Tim moved out of the way, one arm braced against the countertop to minimize his limp as he slid away from the oven Jason was bending down to open. Dick leaned across the kitchen island to get a better look.
“What’d you make?” he asked Jason. “Smells great.”
“Lemon chicken, asparagus, mashed potatoes, and sourdough rolls,” Jason said.
Dick hummed appreciatively. “Alfred’s gotta be so happy at least one of us took his lessons to heart.”
Jason darted a look at him, guarded, as if suspecting some hidden mockery. When he found nothing but open sincerity in Dick’s face, he turned back to the chicken, checking the temperature.
“Almost there,” he confirmed after a few seconds. “Hope they don’t get stuck in traffic. Hate to have it dry out on me now.”
As if in answer, they heard the click of the back door opening and shutting. Bruce came through into the kitchen, carrying his bag in one hand and Alfred’s in the other, and was met with a chorus of greetings in varying shades of casual-yet-pleased-to-see-him.
“Boys,” he returned, something in his face easing a bit at the sight of the three of them. “Given the lack of explosions in the news, I take it you didn’t run into too much trouble?”
“Nope,” Tim said. “Everything and everyone still standing.”
Bruce’s attention snapped to Tim. His eyes narrowed as his gaze swept over him, assessing. Suspicious. “What happened.”

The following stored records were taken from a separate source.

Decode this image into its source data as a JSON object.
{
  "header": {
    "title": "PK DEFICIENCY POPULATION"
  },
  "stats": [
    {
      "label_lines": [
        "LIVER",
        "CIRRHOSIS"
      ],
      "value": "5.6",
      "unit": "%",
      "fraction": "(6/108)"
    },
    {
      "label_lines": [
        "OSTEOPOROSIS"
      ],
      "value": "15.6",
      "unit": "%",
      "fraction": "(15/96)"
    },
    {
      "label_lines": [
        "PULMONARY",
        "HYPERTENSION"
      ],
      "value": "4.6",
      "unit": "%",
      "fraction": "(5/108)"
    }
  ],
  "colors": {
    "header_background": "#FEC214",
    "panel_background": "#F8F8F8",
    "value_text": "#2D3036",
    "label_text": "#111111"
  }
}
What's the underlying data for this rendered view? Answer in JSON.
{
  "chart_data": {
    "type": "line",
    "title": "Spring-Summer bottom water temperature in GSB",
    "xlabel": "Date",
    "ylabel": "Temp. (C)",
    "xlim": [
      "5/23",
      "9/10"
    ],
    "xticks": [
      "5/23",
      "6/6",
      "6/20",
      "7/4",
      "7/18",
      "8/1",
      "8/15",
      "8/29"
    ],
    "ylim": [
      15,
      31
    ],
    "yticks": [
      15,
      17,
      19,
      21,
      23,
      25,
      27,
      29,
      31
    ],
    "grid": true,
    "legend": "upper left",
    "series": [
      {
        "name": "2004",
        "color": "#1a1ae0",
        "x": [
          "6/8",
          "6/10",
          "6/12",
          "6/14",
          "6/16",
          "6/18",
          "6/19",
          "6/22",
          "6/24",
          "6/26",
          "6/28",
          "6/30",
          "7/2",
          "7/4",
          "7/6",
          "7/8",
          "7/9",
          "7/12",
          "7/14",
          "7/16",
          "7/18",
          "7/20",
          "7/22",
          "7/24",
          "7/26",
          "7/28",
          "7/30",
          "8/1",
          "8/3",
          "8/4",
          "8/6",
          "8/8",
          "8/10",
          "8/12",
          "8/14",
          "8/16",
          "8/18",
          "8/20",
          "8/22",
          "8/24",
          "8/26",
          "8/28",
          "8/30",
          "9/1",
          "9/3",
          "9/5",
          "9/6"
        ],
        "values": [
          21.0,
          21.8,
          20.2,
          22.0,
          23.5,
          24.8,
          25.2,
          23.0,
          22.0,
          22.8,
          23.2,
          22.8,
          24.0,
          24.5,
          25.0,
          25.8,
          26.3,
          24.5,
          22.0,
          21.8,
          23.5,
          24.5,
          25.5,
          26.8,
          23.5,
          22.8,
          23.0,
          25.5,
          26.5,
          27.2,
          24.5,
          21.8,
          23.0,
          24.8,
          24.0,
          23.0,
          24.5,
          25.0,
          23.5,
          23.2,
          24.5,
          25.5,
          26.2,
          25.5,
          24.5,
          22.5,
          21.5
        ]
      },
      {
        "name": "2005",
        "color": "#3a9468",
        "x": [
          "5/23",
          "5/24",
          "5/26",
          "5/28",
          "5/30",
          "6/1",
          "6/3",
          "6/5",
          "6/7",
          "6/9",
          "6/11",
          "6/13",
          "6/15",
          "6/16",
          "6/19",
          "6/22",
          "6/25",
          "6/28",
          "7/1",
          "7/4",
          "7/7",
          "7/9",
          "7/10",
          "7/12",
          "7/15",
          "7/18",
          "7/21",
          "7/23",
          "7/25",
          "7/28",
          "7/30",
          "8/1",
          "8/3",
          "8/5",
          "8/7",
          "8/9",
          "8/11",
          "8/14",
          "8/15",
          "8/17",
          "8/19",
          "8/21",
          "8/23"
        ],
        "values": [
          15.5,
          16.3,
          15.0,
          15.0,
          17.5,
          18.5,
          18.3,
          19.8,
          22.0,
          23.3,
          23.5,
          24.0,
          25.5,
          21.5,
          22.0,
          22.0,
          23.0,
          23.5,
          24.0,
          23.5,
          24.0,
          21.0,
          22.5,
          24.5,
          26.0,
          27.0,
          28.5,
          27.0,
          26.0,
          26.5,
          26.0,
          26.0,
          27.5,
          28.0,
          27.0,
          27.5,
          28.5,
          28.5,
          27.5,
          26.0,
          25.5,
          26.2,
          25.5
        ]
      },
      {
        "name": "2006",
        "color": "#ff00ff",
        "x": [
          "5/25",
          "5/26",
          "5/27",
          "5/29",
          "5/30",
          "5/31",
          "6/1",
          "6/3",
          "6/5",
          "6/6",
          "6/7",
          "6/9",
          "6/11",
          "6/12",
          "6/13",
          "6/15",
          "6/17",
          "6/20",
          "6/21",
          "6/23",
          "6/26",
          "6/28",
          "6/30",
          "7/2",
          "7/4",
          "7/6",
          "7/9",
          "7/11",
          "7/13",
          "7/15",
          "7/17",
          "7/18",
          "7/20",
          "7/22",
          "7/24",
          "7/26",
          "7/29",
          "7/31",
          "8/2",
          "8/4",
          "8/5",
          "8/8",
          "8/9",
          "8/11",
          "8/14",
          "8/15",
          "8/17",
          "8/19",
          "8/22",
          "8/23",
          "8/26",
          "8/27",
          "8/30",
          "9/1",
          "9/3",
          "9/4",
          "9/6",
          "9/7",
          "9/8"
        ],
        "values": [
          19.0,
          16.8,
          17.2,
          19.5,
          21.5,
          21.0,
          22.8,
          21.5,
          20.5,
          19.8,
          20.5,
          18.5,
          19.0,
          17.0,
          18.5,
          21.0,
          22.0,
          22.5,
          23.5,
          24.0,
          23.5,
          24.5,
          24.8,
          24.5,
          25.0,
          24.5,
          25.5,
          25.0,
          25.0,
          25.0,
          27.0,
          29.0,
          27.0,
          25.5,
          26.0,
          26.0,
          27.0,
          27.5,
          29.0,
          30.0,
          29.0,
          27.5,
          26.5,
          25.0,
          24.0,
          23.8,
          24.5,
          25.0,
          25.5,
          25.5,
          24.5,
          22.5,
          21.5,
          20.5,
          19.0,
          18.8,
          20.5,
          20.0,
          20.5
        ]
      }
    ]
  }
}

“Tim got stabbed and drugged a little,” Jason said. “The good news is, it gave us a great lead on Dick’s case so we got that wrapped up just fine and everything’s under control now.”
Bruce stared at Jason. Jason stared back, flat and unreadable. Every muscle of his body seemed to be locked up, waiting for Bruce’s next word to decide between fight or flight. They all knew which way he usually tipped, but at the moment Dick would actually put it at about 50/50 odds on either.

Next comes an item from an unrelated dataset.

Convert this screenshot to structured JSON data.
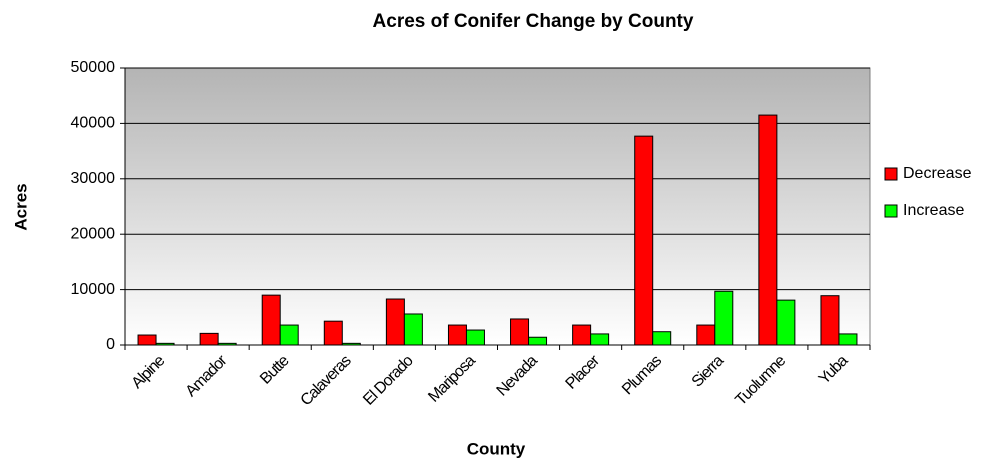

“How’d your thing go?” Dick asked. “Given the lack of scandalous exposés in the tabloids, I take it you got what you needed without too much trouble?”
Bruce blinked, breaking the staring contest with Jason to turn to Dick. The icy intensity that was too often the way his concern manifested on the outside thawed into the faint warmth of visible amusement.
“Yes,” he said. “It went fine.”
Bruce met his eyes, and the subtle shift in his body language as he set down his bags told Dick that the message was received. They could talk details later.
“Dinner smells wonderful,” Bruce told Jason. “I look forward to reading the report later. In the meantime, I'm glad everyone's still standing. Now stop trying to prove it and sit, Tim.”
Tim limped closer to drop onto one of the kitchen stools with a sigh. Bruce cupped the back of his neck with a hand, pulling him forward to plant a fleeting kiss on his forehead. It left Tim with a startled half-smile as Bruce turned back to Jason.
“You did fine,” he told him.
Jason's gaze cut away, dropping towards the countertop behind Bruce. “You haven't read the reports yet.”
“No. But I know you. Everyone's alright now. You did well.”
Jason still wasn't looking at him directly, so he was too surprised to resist when Bruce pulled the same maneuver he had on Tim. No bending over for Bruce this time. Not when their heights were so evenly matched that it was Jason’s head that had to tip down for Bruce’s kiss to brush against that white lock of hair that stood out against the black.
When Bruce pulled back, Jason was left silently opening and closing his mouth a couple of times before he could manage a bewildered, “Okay?”
The corner of Bruce’s mouth twitched up in a more visible smile.
“I’m going to change before we eat,” he told them.
As Dick’s eyes met his again, he tipped his head in silent approval, a tiny gesture only Bruce would notice. You did fine.
They all had. And everyone was still here and, more or less, still standing. In the end, that was the important part.